Situated near the high ridge crest overlooking Llogara, it dominates the skyline above the coastal villages of Palasë, Dhërmi and Vuno.

==Geology==
The summit is composed predominantly of Mesozoic carbonate rocks, particularly limestone and dolomite, characteristic of the Ionian tectonic zone.

Its relief represents a large anticline, shaped by complex tectonic folding and faulting, which has been further dissected by erosional processes, including frost weathering and karstification.

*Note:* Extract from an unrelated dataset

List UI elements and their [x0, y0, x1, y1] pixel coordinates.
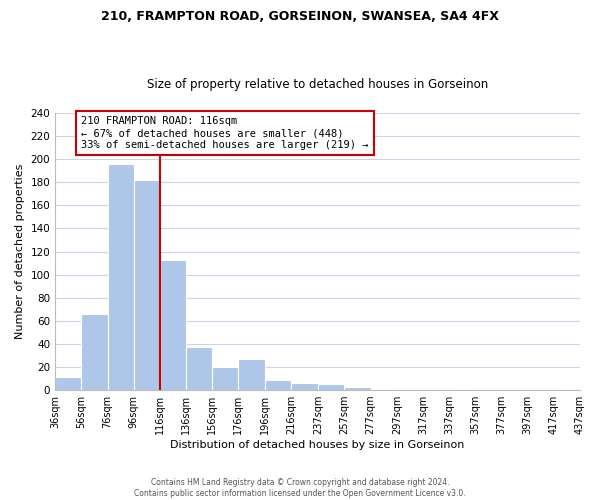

As in much of the massif, surface water is scarce due to the permeable nature of the carbonate formations.

The upper slopes are largely barren and treeless, while lower elevations support Mediterranean and subalpine vegetation, such as shrublands and seasonal pastures.

==Climbing route==
The trail begins at Llogara Pass, following the path through a dense pine forest. One route continues straight along the ridge, climbing directly to the summit. An alternative option is to turn right and follow a traversing ascent that gradually leads to Qorre Pass (1,850 m). From there, the final ascent consists of a short but steady climb of less than 200 meters.

The hike covers a distance of approximately 8.9 kilometers, with a total elevation gain of 1,015 meters and typically requires about three hours to complete.